The "S" will take the biggest hit, in my view, because companies are seeing that making even a modest stand on social issues can create a backlash. Bud Light runs an ad with a transgender influencer and suddenly faces a boycott from a meaningful percentage of customers. Same for Target when it carries some merchandise related to Pride Month. Disney merely expresses disagreement with a Florida law about schools that's come to be known as Don't Say Gay, and the governor tries to revoke the status the company has long had as one of the biggest employers in the state. Even Chick-fil-A, long a darling of the Christian right, stirred up talk of a boycott merely by appointing a vice president of diversity, equity and inclusion.
I'm not sure companies will back off that much. After all, they have to cultivate a broad base of customers, not just those who are offended by a transgender influencer or a Pride T-shirt. Disney, for instance, was facing pressure from customers and employees to say something about the Don't Say Gay law, and those opposing the bill felt Disney was, in fact, much too slow and mild with its criticism. Companies claim to have values and have to stand up for them, even in the face of some backlash, if they're to have credibility with employees and customers.

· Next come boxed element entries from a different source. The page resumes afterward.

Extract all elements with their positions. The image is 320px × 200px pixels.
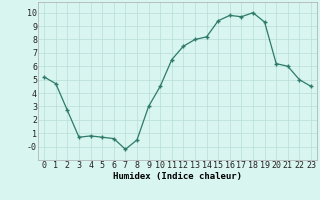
X-axis label: Humidex (Indice chaleur): Humidex (Indice chaleur): [113, 172, 242, 181]
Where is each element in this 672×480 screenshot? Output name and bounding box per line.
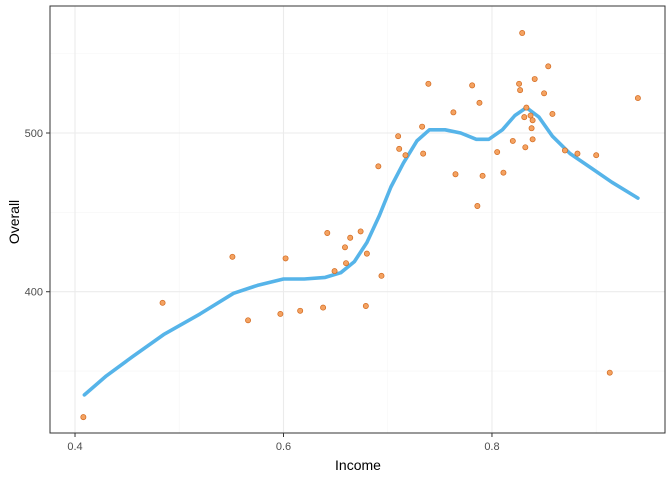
data-point [606,369,613,376]
data-point [479,172,486,179]
data-point [527,112,534,119]
panel-border [49,5,666,434]
data-point [476,99,483,106]
data-point [357,228,364,235]
data-point [419,123,426,130]
data-point [159,299,166,306]
data-point [634,95,641,102]
data-point [245,317,252,324]
data-point [474,203,481,209]
data-point [529,117,536,124]
y-tick-label: 500 [25,128,43,140]
data-point [469,82,476,89]
data-point [593,152,600,159]
x-tick-label: 0.4 [67,441,82,453]
data-point [324,230,331,236]
data-point [500,169,507,176]
data-point [402,152,409,159]
data-point [517,87,524,94]
data-point [521,114,528,121]
data-point [342,244,348,251]
data-point [529,136,536,143]
data-point [528,125,535,132]
x-axis-title: Income [335,457,381,473]
data-point [519,30,526,36]
data-point [545,63,552,70]
data-point [516,80,523,87]
data-point [378,272,385,279]
x-tick-label: 0.6 [276,441,291,453]
data-point [561,147,568,154]
data-point [343,260,349,267]
data-point [549,110,556,117]
data-point [509,137,516,144]
major-gridlines [50,6,665,433]
minor-gridlines [50,6,665,433]
data-point [420,150,427,157]
y-axis-title: Overall [6,200,22,244]
data-point [425,80,432,87]
data-point [229,253,236,260]
data-point [450,109,457,116]
data-point [452,171,459,178]
smooth-line-layer [82,105,640,397]
x-tick-label: 0.8 [484,441,499,453]
points-layer [80,30,641,421]
data-point [277,310,284,317]
data-point [541,90,548,97]
data-point [80,414,87,421]
data-point [395,133,402,140]
data-point [531,76,538,82]
data-point [375,163,382,170]
data-point [347,234,354,241]
data-point [297,307,304,314]
data-point [522,144,529,151]
data-point [282,255,289,262]
data-point [362,303,369,309]
data-point [523,104,530,111]
x-axis-ticks: 0.4 0.6 0.8 [67,433,500,453]
data-point [396,145,403,152]
data-point [494,149,501,155]
data-point [331,268,338,275]
y-tick-label: 400 [25,287,43,299]
smooth-line [82,105,640,397]
y-axis-ticks: 400 500 [25,128,50,299]
data-point [363,250,370,257]
data-point [574,150,581,157]
data-point [320,304,327,311]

I do think companies will err on the side of caution in speaking out about social issues, at least for a while. But I don't suspect that companies will back away from their DEI initiatives internally. Even those hard-core capitalists see the need to tap into new pools of talent, given the low unemployment rate and, at least in the case of the insurance industry, a wave of impending retirements. Besides, DEI is just the right thing to do.
The "G" shouldn't change much. Governance issues have always been there and always will be. I just think the "G" will be severed conceptually from the "E" and the "S."
Some insurers, given their massive investment portfolios, might be affected if Republicans succeed in their various efforts to ban "woke" investing based on ESG principles that go beyond straightforward evaluations of financial returns. But some form of what's been called "social investing" has been around at least since the 1960s, so I don't think the notion will be totally vanquished.
A complication is that Europe is still full speed ahead on ESG, so multinational firms will have to comply with laws there, just as Google, Meta and other tech giants have had to adhere to privacy laws — sometimes after massive fines.
But in the U.S., ESG seems to be disappearing as an overarching consideration. That could simplify some issues for coverage for directors and officers, though reputational concerns related to social issues will be complex.
Meanwhile, the need to help the world limit climate change while adapting to its near-term consequences will continue to provide huge opportunities for forward-thinking insurers.